Example: Scatter Plot with Regression Line
import numpy as np
import matplotlib.pyplot as plt
# Example data
x = np.array([1, 2, 3, 4, 5, 6, 7, 8, 9])
y = np.array([2, 3, 4, 6, 7, 8, 9, 10, 12])
# Create a scatter plot
plt.scatter(x, y)
# Calculate the regression line
slope, intercept = np.polyfit(x, y, 1)
regression_line = slope * x + intercept
# Plot the regression line
plt.plot(x, regression_line, color='red')
# Add labels and title
plt.title('Scatter Plot with Regression Line')
plt.xlabel('Feature X')
plt.ylabel('Feature Y')
# Show the plot
plt.show()
In this example:
np.polyfit(x, y, 1)calculates the slope and intercept of the regression line.- The regression line is plotted over the scatter plot in red.

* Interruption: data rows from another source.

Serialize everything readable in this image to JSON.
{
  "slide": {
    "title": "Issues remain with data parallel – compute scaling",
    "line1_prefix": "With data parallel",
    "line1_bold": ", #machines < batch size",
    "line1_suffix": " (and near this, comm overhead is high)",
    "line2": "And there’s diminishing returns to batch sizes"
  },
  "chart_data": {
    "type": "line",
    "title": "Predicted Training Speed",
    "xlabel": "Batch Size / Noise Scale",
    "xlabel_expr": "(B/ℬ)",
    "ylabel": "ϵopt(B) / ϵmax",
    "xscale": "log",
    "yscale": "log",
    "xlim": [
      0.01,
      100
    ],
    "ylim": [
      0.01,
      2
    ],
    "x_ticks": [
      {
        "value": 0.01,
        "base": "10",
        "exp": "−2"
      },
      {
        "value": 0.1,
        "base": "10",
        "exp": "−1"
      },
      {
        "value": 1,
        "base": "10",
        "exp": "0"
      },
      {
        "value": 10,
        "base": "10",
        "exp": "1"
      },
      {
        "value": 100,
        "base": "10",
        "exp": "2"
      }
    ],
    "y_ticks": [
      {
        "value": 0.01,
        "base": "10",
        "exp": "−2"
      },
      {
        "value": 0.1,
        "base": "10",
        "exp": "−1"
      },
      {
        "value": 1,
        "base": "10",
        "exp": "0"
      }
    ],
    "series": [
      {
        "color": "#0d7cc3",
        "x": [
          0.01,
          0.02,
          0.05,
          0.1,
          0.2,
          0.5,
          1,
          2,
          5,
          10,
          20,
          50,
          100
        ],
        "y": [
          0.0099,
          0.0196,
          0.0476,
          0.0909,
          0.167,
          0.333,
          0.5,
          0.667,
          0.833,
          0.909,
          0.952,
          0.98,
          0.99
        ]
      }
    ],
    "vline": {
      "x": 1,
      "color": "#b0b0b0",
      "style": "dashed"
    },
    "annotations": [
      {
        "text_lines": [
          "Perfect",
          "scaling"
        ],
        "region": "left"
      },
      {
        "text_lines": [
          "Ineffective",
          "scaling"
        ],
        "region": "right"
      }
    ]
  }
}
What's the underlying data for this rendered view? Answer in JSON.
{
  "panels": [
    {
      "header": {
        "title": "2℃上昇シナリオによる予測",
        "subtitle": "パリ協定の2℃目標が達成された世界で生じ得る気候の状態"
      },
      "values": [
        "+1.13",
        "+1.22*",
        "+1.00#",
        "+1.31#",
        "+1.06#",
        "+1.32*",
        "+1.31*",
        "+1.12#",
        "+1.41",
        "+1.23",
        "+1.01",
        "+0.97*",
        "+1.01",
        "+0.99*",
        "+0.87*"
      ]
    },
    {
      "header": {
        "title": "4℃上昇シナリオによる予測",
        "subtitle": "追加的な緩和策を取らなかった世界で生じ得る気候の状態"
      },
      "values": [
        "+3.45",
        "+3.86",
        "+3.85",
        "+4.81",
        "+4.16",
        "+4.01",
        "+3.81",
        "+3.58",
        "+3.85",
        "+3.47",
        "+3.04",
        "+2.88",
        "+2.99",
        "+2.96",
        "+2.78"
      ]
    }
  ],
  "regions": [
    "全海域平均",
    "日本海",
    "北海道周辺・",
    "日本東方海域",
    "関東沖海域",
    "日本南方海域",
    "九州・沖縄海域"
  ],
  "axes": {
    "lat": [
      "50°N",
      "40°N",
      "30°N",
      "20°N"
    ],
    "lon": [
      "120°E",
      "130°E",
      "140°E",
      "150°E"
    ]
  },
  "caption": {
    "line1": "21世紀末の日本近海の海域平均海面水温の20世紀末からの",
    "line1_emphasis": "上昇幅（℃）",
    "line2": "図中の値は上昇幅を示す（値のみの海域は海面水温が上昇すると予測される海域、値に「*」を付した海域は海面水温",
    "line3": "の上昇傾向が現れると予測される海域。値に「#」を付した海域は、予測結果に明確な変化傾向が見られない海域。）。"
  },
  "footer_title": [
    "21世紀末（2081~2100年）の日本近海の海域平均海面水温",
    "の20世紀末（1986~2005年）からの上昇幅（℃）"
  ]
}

6. Scatter Plot for Multivariate Data
If you have more than two features in your dataset, you can use 3D scatter plots to visualize three variables simultaneously. For more than three dimensions, you’ll need advanced visualization techniques like pair plots or parallel coordinates.
Example: 3D Scatter Plot
import matplotlib.pyplot as plt
from mpl_toolkits.mplot3d import Axes3D
import numpy as np
# Example data with three features
x = np.random.rand(100)
y = np.random.rand(100)
z = np.random.rand(100)
# Create a 3D scatter plot
fig = plt.figure()
ax = fig.add_subplot(111, projection='3d')
ax.scatter(x, y, z)
# Add labels and title
ax.set_title('3D Scatter Plot')
ax.set_xlabel('Feature X')
ax.set_ylabel('Feature Y')
ax.set_zlabel('Feature Z')
# Show the plot
plt.show()
In this example, the third feature (z) is represented along the z-axis in a 3D plot, helping you visualize the relationship among three features.
7. Scatter Matrix
For datasets with more than two features, you can use a scatter matrix (also called pair plots). A scatter matrix shows scatter plots of every pair of features, allowing you to see correlations or relationships between each pair.
Example: Scatter Matrix Using Pandas
import pandas as pd
import seaborn as sns
import matplotlib.pyplot as plt
# Create a DataFrame with multiple features
data = {
'Feature X': [1, 2, 3, 4, 5, 6, 7, 8, 9],
'Feature Y': [2, 3, 4, 6, 7, 8, 9, 10, 12],
'Feature Z': [5, 3, 6, 8, 7, 9, 11, 15, 18]
}
df = pd.DataFrame(data)
# Create a scatter matrix
sns.pairplot(df)
# Show the plot
plt.show()
This scatter matrix shows pairwise scatter plots between Feature X, Feature Y, and Feature Z. It provides an overview of the relationships among all the features.
Conclusion
Scatter plots are a versatile tool in machine learning for understanding relationships between features, detecting patterns, and identifying potential outliers. They are essential in the exploratory data analysis phase, helping to inform feature selection and data preprocessing steps. You can create scatter plots using libraries like Matplotlib, Seaborn, and Pandas, and further enhance them by adding regression lines, coloring points based on class labels, or representing additional features with size and color.